Gewahrsam unter Aufsicht

Death in Custody als Initiative zur Etablierung neuer Beschwerdestrukturen in staatlichen Gewahrsamsbereichen

Stellungnahme von Each One Teach One (EOTO) e.V. und vom Migrationsrat Berlin zur Kampagne Death in Custody – Aufklärung der Todesfälle in Gewahrsamssituationen jetzt!

25. September 2019

„Death in Custody“ ist eine Reaktion auf die vielen ungeklärten Todesfälle Schwarzer Menschen und People of Color in Gewahrsam – wie etwa zuletzt im Fall von William Tonou-Mbobda im UKE in Hamburg oder Amad Ahmad in der JVA Kleve. Als Schwarze Communities, migrantisch-diasporische Communities und als Communities of Color treffen und verunsichern uns diese Vorfälle tief.

Das Ausbleiben einer Aufarbeitung der Todesfälle und Rechenschaft der Täter*innen seitens Ermittlungsbehörden und Staatsanwaltschaft verschlimmern die Gewaltsamkeit der Vorfälle.

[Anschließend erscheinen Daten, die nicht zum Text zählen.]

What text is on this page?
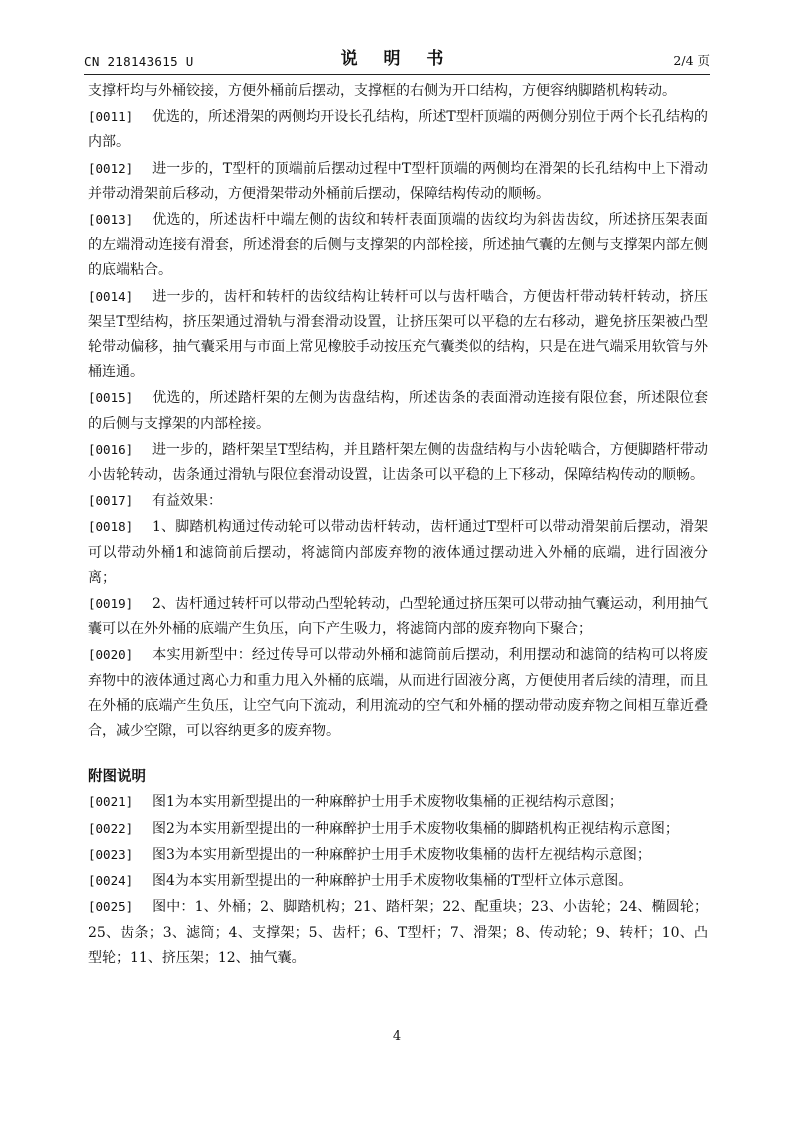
CN 218143615 U	说 明 书	2/4 页

支撑杆均与外桶铰接，方便外桶前后摆动，支撑框的右侧为开口结构，方便容纳脚踏机构转动。

[0011] 优选的，所述滑架的两侧均开设长孔结构，所述T型杆顶端的两侧分别位于两个长孔结构的内部。

[0012] 进一步的，T型杆的顶端前后摆动过程中T型杆顶端的两侧均在滑架的长孔结构中上下滑动并带动滑架前后移动，方便滑架带动外桶前后摆动，保障结构传动的顺畅。

[0013] 优选的，所述齿杆中端左侧的齿纹和转杆表面顶端的齿纹均为斜齿齿纹，所述挤压架表面的左端滑动连接有滑套，所述滑套的后侧与支撑架的内部栓接，所述抽气囊的左侧与支撑架内部左侧的底端粘合。

[0014] 进一步的，齿杆和转杆的齿纹结构让转杆可以与齿杆啮合，方便齿杆带动转杆转动，挤压架呈T型结构，挤压架通过滑轨与滑套滑动设置，让挤压架可以平稳的左右移动，避免挤压架被凸型轮带动偏移，抽气囊采用与市面上常见橡胶手动按压充气囊类似的结构，只是在进气端采用软管与外桶连通。

[0015] 优选的，所述踏杆架的左侧为齿盘结构，所述齿条的表面滑动连接有限位套，所述限位套的后侧与支撑架的内部栓接。

[0016] 进一步的，踏杆架呈T型结构，并且踏杆架左侧的齿盘结构与小齿轮啮合，方便脚踏杆带动小齿轮转动，齿条通过滑轨与限位套滑动设置，让齿条可以平稳的上下移动，保障结构传动的顺畅。

[0017] 有益效果：

[0018] 1、脚踏机构通过传动轮可以带动齿杆转动，齿杆通过T型杆可以带动滑架前后摆动，滑架可以带动外桶1和滤筒前后摆动，将滤筒内部废弃物的液体通过摆动进入外桶的底端，进行固液分离；

[0019] 2、齿杆通过转杆可以带动凸型轮转动，凸型轮通过挤压架可以带动抽气囊运动，利用抽气囊可以在外外桶的底端产生负压，向下产生吸力，将滤筒内部的废弃物向下聚合；

[0020] 本实用新型中：经过传导可以带动外桶和滤筒前后摆动，利用摆动和滤筒的结构可以将废弃物中的液体通过离心力和重力甩入外桶的底端，从而进行固液分离，方便使用者后续的清理，而且在外桶的底端产生负压，让空气向下流动，利用流动的空气和外桶的摆动带动废弃物之间相互靠近叠合，减少空隙，可以容纳更多的废弃物。

附图说明

[0021] 图1为本实用新型提出的一种麻醉护士用手术废物收集桶的正视结构示意图；

[0022] 图2为本实用新型提出的一种麻醉护士用手术废物收集桶的脚踏机构正视结构示意图；

[0023] 图3为本实用新型提出的一种麻醉护士用手术废物收集桶的齿杆左视结构示意图；

[0024] 图4为本实用新型提出的一种麻醉护士用手术废物收集桶的T型杆立体示意图。

[0025] 图中：1、外桶；2、脚踏机构；21、踏杆架；22、配重块；23、小齿轮；24、椭圆轮；25、齿条；3、滤筒；4、支撑架；5、齿杆；6、T型杆；7、滑架；8、传动轮；9、转杆；10、凸型轮；11、挤压架；12、抽气囊。

4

Im Umfeld der Betroffenen stößt dies auf Empörung Mit ihren Bemühungen nach Aufklärung stoßen sie bei Polizei und Justiz auf Abwehr.

Die Verzerrung der Geschehnisse zum Schutz von Polizeibeamt*innen, die ggf. in die Vorfälle verwickelt oder gar Täter*innen sind, sowie zur Aufrechterhaltung des Ansehens staatlicher Institutionen, wirft Fragen auf: Wer zählt in der Gesellschaft? Wessen Leben, wessen Tod sind von Relevanz? Wer hat Zugang zu Recht und Gerechtigkeit? Inwiefern ist Verlass auf Polizei und Justiz? Wie konsequent wird in Institutionen mit diskriminierendem, rassistischem Personal bzw. organisierten Nazis umgegangen?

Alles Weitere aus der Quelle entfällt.